INDONESIA DALAM BIOGRAFI PIKIRAN

 

 

Damhuri Muhammad





(versi cetak artikel ini tersiar di harian Media Indonesia, Minggu 28 April 2013)


Pesawat capung melintas di langit Barebba, ketika seorang bocah bermain di bawah pohon asam yang membatasi wilayah permukiman dan hamparan sawah. “Jika besar nanti, aku mau naik kapal terbang seperti itu. Aku akan hinggap di atas pohon asam ini,” gumamnya pada seorang kawan. Impian kanak-kanak itulah titik paling mula pengembaraan Mochtar Pabottingi, menembus lapis demi lapis cakrawala. Bukan semata-mata perjalanan spasial melintasi benua hingga berlabuh di Amerika Serikat, tapi juga tarikh pencapaian intelektual yang mengantarkannnya pada gagasan tentang “Indonesia”, yang mewujud-nyata--bukan sekadar bayangan sebagaimana ditegaskan Ben Anderson dalam terminologi imagined-society. 

Meski dibuhul dengan cerita dari serpihan-serpihan kenangan masa kecil di Bulukumba, masa menjadi aktivis di Yogyakarta, hingga kenangan masa perantauan di Amerika, novel bertajuk Burung-burung Cakrawala ini lebih tepat ditandai sebagai tarikh pikiran ketimbang sebuah riwayat hidup.
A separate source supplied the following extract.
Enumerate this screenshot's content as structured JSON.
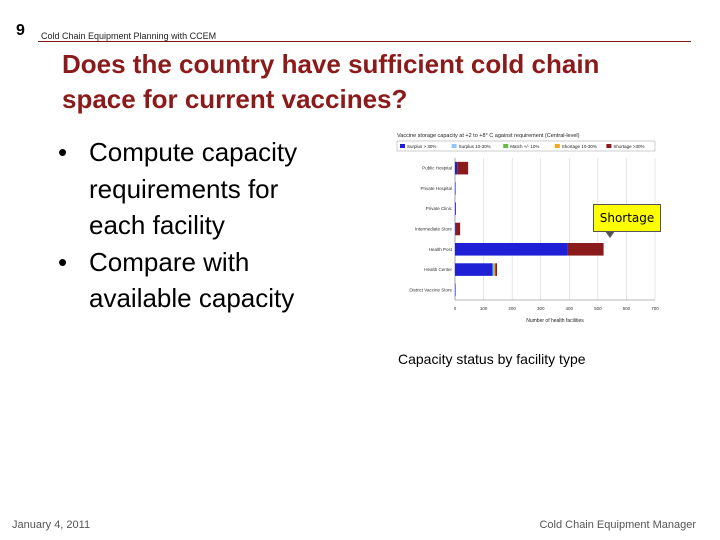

Mochtar memadukan unsur bercerita dengan sikap intelektualnya, terutama dalam gagasan tentang tradisi-visi, nasionalisme, egalitarianisme, dan konsep negara-bangsa. Jejak pikiran dalam buku ini bukan textbook yang penuh-sesak catatan kaki sebagaimana lazimnya tulisan akademisi sekaliber Mochtar Pabottingi. Ia melakukan simplifikasi pemahaman terhadap ide-ide besar di sela pengisahan pergaulan masa muda, kedekatannya dengan sejawat-sejawat berbeda agama, hingga romantikanya dengan Nahdia, istri yang bersetia dalam situasi sesulit apapun.   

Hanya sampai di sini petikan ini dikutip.